Bu içtihatlardan çıkartılması gereken sonuç, başvurucuların özellikle maddi zararlarıyla ilgili olarak sadece zararı ortaya koyan dayanakları gösteren bilgi ve belgelere atıf yapmakla yetinmeyip (özellikle konuyla ilgili yerleşik içtihadın bulunduğu ve zararın parasal miktarının düşük olduğu durumlarda) bu zararların başvurucuların kişisel durumlarıyla ilgili neden önem taşıdığına ilişkin açıklamalar getirmelerinin kendi yararlarına olacağıdır. Benzer türden açıklamalar, silahların eşitliği bağlamında tebligat eksiklikleri için de geçerlidir. Böyle durumlarda, özü itibarıyla sadece belli evrakların tebliğ edilmemesine atıfla silahların eşitliği ilkesinin ihlal edildiğini ileri sürmek yeterli olmayacak, söz konusu tebligat eksikliğinin esaslı sonuçlarının da açıklanması gerekecektir.

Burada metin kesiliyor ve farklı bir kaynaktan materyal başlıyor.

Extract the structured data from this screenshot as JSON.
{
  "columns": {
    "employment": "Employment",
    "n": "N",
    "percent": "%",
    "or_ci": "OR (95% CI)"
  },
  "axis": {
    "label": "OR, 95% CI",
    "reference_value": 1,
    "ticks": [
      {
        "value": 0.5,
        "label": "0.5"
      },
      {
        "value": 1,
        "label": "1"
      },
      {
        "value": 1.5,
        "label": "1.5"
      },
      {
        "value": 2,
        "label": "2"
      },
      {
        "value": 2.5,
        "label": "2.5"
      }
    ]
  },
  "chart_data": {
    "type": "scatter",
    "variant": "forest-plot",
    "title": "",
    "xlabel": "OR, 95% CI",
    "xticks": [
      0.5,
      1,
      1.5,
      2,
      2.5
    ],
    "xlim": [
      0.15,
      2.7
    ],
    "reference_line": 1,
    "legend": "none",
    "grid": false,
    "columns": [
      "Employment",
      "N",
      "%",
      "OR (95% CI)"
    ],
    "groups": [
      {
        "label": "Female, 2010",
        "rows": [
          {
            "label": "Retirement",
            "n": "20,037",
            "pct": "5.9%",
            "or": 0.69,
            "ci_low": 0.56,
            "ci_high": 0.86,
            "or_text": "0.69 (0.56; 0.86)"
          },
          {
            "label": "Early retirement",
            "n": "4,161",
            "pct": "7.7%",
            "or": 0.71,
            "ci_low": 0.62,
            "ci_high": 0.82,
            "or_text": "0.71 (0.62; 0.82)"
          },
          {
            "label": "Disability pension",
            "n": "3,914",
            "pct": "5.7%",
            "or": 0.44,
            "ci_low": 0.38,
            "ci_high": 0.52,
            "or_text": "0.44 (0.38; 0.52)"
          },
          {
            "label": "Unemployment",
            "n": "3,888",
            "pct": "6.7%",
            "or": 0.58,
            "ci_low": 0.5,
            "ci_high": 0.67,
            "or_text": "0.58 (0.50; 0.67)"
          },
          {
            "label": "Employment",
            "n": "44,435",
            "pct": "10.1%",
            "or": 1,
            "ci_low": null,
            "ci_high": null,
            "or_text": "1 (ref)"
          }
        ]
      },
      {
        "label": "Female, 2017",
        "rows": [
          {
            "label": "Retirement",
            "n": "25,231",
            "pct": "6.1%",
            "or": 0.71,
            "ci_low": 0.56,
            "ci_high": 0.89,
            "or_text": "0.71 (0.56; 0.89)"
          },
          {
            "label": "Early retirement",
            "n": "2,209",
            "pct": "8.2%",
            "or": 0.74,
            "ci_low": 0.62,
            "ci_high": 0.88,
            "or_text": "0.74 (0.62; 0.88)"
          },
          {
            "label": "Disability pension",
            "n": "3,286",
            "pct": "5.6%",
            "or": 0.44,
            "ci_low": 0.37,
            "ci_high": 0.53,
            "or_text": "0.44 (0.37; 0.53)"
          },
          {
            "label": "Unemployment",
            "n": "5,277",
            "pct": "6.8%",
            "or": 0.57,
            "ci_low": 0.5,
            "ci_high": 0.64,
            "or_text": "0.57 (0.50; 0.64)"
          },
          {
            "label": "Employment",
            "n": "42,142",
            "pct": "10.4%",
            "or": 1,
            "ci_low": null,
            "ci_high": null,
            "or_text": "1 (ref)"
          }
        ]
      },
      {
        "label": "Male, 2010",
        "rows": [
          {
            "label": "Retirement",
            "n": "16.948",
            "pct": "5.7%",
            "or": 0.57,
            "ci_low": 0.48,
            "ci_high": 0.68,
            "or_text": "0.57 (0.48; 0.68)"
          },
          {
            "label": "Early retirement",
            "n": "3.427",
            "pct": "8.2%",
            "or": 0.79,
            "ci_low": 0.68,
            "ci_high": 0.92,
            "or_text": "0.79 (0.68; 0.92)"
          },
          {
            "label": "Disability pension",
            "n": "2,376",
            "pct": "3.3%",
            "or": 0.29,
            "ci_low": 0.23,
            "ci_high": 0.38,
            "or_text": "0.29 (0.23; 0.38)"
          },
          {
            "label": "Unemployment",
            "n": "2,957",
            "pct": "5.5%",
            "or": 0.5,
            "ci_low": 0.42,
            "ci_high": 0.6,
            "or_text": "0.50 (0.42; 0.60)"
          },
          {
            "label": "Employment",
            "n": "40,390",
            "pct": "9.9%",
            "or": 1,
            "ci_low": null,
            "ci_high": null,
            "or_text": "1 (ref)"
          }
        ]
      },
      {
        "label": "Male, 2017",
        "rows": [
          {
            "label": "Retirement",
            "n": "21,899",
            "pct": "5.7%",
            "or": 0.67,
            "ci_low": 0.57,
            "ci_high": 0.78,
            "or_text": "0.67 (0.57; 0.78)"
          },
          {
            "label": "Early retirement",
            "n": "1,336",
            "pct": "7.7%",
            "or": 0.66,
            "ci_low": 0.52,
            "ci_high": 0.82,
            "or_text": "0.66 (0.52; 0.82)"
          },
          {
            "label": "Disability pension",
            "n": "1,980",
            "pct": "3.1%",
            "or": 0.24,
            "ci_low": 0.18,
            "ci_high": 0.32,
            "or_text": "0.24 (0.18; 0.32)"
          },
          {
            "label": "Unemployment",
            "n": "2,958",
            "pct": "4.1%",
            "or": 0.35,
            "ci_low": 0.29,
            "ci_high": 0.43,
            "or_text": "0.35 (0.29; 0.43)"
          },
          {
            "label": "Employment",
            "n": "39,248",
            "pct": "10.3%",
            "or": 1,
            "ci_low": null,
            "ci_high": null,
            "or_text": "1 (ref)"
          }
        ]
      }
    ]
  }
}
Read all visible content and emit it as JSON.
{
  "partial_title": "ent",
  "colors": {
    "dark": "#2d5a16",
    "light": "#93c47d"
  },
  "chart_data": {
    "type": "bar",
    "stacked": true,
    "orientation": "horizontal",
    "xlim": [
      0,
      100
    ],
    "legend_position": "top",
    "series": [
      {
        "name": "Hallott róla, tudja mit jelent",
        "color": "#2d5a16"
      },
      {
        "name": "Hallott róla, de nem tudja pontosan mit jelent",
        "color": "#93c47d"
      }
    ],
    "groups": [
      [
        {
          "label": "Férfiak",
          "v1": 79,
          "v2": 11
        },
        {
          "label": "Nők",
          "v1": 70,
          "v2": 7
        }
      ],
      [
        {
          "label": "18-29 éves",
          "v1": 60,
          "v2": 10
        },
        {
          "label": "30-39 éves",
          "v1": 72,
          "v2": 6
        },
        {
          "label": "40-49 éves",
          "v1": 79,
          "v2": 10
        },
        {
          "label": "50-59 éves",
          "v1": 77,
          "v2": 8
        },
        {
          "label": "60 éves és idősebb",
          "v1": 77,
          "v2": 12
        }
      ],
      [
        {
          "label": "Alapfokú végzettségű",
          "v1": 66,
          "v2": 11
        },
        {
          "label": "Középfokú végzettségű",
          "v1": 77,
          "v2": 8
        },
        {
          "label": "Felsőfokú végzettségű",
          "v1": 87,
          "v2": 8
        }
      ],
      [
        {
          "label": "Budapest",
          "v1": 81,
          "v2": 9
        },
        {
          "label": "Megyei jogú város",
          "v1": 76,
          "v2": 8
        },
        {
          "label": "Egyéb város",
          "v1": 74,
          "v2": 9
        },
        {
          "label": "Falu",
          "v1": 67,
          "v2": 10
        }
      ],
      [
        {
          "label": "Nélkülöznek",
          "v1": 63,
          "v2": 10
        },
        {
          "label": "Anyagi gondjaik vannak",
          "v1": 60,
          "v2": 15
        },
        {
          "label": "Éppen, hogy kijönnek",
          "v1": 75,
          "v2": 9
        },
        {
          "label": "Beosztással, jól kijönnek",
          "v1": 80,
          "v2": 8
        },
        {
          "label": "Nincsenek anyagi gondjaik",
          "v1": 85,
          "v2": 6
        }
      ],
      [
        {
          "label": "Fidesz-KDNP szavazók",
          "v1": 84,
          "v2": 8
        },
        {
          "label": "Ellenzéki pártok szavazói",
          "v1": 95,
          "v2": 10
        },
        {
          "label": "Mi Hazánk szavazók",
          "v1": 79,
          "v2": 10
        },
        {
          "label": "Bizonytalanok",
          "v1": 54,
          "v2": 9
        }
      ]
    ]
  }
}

[1] K. V., 2014/2293, 01/12/2016.

[2] Stefanescu/Romanya, 11774, 12/04/2011, § 35; Korolev/Rusya, 225551/05, 01/07/2010; Giusti/İtalya, 13175/03, 18/10/2011, § 34.

[3] Görgün/Türkiye, 42978/06, 16/09/2014.

[4] Örn. Cumhurbaşkanına hakaret bağlamında bkz. Eon/Fransa

[5] Sylka/Polonya, 19219/07, 03/06/2014.

[6] AYM, E. 2011/64, K. 2012/168, 01/11/2012.

[7] K. V. , § 55.

[8] K. V., § 57.

[9] K. V., §§ 59-60.

[10] K. V., §§ 63-64. Vurgu orijinal metinde yoktur.

[11] Zwinkels/Hollanda, 16593/10, 09/10/2012, § 28.

[12] Ali Rıza Ak başvurusu, 2015/15965, 27/06/2018, §§ 22-27.

[13] Ali Rıza Ak başvurusu, Osman Alifeyyaz Paksüt ve Muammer Topal karşıoyu, §§ 9-10. Trafik idari para cezasının iptali davasındaki 129 ₺’nin kişisel önem taşımadığı bir örnek için bkz. F. N. G., 2014/11928, 21/06/2017, § 57 vd.

[14] K.V., § 70-71.

[15] Mahkemeye erişim hakkı yönünden 750 TL vekalet ücretinin önemli görülmediği örnek için bkz. Seyfi Baysal, 2015/19729, 04/07/2018, § 18.

[16] Bahar Fırat ve diğerleri, 2014/9810, 09/01/2018, § 32.

[17] Bülent Sağlam, 2014/6225, 28/06/2018, § 31.

[18] Mürsel Polat ve Nuriye Artuç, 2014/3470, 25/10/2017, § 30.

[19] Süleyman Özpınar, 2014/6710, 20/12/2017, § 37.

[20] Emek Yapı Yat. Tiç. Ltd. Şti., 2014/19521, 05/12/2017, § 25.

[21] Bazen başvurucunun mesleğinin üzerinde durulmamaktadır. Bkz. özel hizmet tazminatının miktarının 98,05 TL olmasının kişisel önem oluşturmadığı sonucuna ulaşılan Oğuz Zengin (2), 2014/156, 04/10/2017, § 43.

[22] Murat Türk (4), 2015/19665, 28/06/2018

[23] Seyfeddin Bahar, 2014/10204, 05/04/2017, § 33.

[24] Mehmet Çelebi Çalan (2), 2014/5674, 08/06/2017, § 34.

[25] İbrahim Kızılkaya, 2014/2517, 05/04/2017, § 35. Aynı yönde bkz. Enes Ulu, 2014/16751, 20/09/2017

[26] Devran Duran, 2014/10405, 25/05/2017, §§ 119 vd. Ayrıca bkz. Şehmus Öncel, 2014/2991, 25/10/2007; Suat Arslan, 2014/2623, 04/10/2017; Mehmet Emin Tutak, 2014/2611, 25/10/2017; Harun Karataş, 2014/2610, 04/10/2017; Hamit Kiye, 2014/2603, 04/10/2017; Kenan Burukanlı, 2014/2620, 26/10/2017; Cihan Karabay, 2014/2906, 08/11/2017; İsa Durç, 2014/1529, 26/12/2017; Selma Mirzaoğlu, 2014/2994, 07/02/2018; Kadri Karakaş, 2014/823, 08/03/2018; Ali Can Arslan, 2014/2947, 08/03/2018;.

[27] Emine Demir Özden, 2014/13769, 22/11/2017, § 35.

[28] Kasım Biner, 2014/11399, 22/11/2017.